Appeals court rules fired Chapel Hill workers should get hearing

tgrubb@newsobserver.comMay 7, 2013 

Fire sanitation worker Clyde Clarke, with Kerry Bigelow behind him, speaks at the MLK rally Jan. 17, 2011, at Peace and Justice Plaza in downtown Chapel Hill.


— An appeals court ruled Tuesday that an Orange County judge should give two fired Chapel Hill sanitation workers their day in court.

The N.C. Court of Appeals did not rule on the merits of the men’s lawsuit against the town of Chapel Hill. However, the court did say that Kerry Bigelow and Clyde Clark have a valid claim that they were wrongfully discharged in 2010. Orange County Superior Court Judge R. Allen Baddour Jr. should not have dismissed the lawsuit without resolving all the facts in the case, the court said.

“This is a great victory for all public workers in North Carolina,” said Al McSurely, the attorney representing Bigelow and Clark.

Although Town Manager Roger Stancil was named in the lawsuit, the appeals court said he should not be a defendant on a personal or official level. State law does not recognize constitutional claims against public officials acting in an official capacity, the court said. And since the claims against Stancil are identical to those against the town, suing him is redundant, the court said.

McSurely said they included Stancil in the lawsuit because they believe his decision to hire Capital Associated Industries, a Raleigh nonprofit consulting firm, was beyond the scope of his duties.

The town has 30 days to appeal the decision to the N.C. Supreme Court, McSurely said. If the case is not appealed, it will return to Orange County Superior Court, where the men could seek a jury trial.

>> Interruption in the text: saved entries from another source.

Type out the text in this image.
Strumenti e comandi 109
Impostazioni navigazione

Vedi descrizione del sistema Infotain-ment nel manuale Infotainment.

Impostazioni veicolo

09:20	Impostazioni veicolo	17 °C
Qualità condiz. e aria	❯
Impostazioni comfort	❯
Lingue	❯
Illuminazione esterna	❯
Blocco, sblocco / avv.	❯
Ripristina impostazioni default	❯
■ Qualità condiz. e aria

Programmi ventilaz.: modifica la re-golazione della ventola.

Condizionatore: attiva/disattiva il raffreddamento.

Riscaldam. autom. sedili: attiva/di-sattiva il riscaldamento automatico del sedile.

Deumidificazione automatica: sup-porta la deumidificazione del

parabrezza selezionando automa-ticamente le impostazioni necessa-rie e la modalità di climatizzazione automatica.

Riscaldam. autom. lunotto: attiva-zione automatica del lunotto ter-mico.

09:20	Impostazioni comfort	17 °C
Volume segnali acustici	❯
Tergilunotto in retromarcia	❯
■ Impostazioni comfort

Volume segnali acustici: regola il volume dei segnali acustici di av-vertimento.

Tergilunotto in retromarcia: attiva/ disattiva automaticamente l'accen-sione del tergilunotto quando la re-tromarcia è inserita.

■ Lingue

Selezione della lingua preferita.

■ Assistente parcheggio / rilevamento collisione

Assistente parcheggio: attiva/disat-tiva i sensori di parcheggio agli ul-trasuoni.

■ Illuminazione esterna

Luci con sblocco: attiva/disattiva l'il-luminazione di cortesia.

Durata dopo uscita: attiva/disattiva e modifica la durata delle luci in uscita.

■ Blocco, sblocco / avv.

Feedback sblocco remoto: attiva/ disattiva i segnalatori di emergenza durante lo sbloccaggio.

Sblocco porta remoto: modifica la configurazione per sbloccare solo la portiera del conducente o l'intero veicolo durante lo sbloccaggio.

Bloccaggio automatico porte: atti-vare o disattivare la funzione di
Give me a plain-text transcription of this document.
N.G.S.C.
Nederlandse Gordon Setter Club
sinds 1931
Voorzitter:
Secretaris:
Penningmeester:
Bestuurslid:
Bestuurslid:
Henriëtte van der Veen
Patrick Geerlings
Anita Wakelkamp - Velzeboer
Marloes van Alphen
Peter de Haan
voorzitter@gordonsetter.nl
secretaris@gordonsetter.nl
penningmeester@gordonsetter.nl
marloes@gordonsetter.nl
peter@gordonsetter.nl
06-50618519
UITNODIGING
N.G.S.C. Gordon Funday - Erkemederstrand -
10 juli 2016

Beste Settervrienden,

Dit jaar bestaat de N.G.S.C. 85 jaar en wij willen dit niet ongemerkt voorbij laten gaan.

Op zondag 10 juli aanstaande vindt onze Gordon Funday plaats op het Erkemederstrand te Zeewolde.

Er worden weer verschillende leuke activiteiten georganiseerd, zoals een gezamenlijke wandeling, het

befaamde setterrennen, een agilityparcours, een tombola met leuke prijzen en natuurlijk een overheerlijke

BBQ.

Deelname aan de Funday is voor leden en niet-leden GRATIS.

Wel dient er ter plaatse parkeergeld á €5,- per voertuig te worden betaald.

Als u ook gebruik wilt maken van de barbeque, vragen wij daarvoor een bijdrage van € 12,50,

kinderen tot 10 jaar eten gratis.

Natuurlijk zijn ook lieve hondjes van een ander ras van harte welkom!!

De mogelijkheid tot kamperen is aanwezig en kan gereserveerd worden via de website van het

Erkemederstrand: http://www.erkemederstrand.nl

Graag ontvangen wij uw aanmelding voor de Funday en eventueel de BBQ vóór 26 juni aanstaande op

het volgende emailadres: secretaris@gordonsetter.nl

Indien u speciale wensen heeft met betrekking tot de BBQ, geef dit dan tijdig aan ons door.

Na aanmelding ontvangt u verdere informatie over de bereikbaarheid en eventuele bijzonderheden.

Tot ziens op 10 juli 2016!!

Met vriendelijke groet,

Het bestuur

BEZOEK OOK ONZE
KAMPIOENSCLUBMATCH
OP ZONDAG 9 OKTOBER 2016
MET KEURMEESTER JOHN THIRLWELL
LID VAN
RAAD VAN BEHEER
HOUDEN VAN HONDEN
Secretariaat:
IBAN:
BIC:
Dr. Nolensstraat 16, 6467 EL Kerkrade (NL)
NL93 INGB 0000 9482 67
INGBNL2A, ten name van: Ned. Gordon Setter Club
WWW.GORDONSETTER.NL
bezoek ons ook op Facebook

The lawsuit asks for their jobs back and compensation for the damages they suffered, including emotional distress, McSurely said. It also demands that the town pay attorneys’ fees and back pay from the date they were terminated.

Town officials said they were fired in 2010 from their jobs with the town’s sanitation department because of residents’ complaints, job performance and insubordination. The town hired Capital Associated Industries to investigate the claims. The company recommended firing the men, and a citizens advisory committee agreed with the recommendation.

Bigelow and Clark sued, claiming the decision violated the N.C. Constitution by infringing on their right to free speech and because of racial discrimination. The men also sued for wrongful discharge, because they claim they were fired in retaliation for participating in a labor union and complaints they filed with the union about job safety concerns and town hiring practices.

The appeals court decision Tuesday noted that state law protects employees who participate in unions and file complaints against their employers.

Town Attorney Dan M. Hartzog Jr. declined to comment about the case before talking with town officials.

Bigelow, who was reached by phone Tuesday afternoon, had not heard about the decision.

“That’s good news,” he said.

He declined to comment further without talking to his attorneys.